The next thing on the playlist was another sophomore release, Filter’s “Title of Record.” They got good alt radio airplay, and even MTV spun their video, and so they moved more than 800,000 copies between August 1999 and early 2001. Sometime after, they went platinum.

Three singles, but I only bought it for one, a good belt-out track. I was apparently not alone in that. This song climbed into the top-20 on nine different international charts. Domestically, “Take A Picture” reached number 12 on the US Billboard Hot 100, topped the Billboard Hot Dance Music/Club Play chart and peaked at number four on the Billboard Mainstream Rock Tracks chart and landed at third on the Modern Rock Tracks chart at number three. It also settled at number seven on the Adult Top 40, and number 15 on the Mainstream Top 40 at number 15. The year 2000 was a good year for Filter, one hopes.

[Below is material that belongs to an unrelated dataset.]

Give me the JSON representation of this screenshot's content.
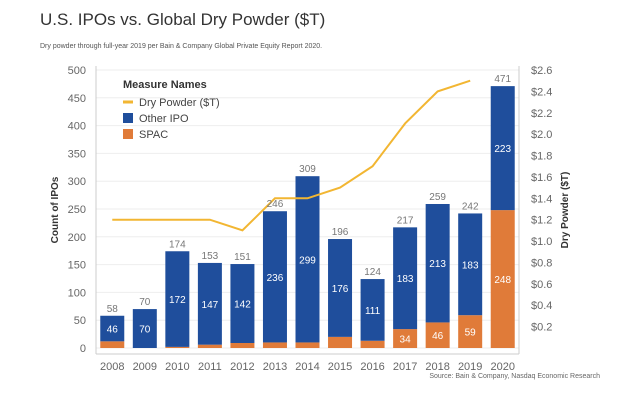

I was in a grocery store parking lot, a Meijer, in Middletown, Ohio when that sixth track came on. (Their next show, in August, is at a festival in Ohio.) It’s always been a car track to me, and so this was appropriate, even if I was riding at a parking lot speed as opposed to the usual interstate speed.

Funny how I think of almost every car song as being heard on only really fast roads. High(er) speeds just go with music, and most of the commutes of my life.

Let’s do one more CD, just to get it out of the way. After Filter there was Third Eye Blind’s “Blue.” Didn’t care for it when it came out — if I know how much airplay they were going to get I would have not purchased it — and I don’t care for it now.

That was quick. But not interstate quick.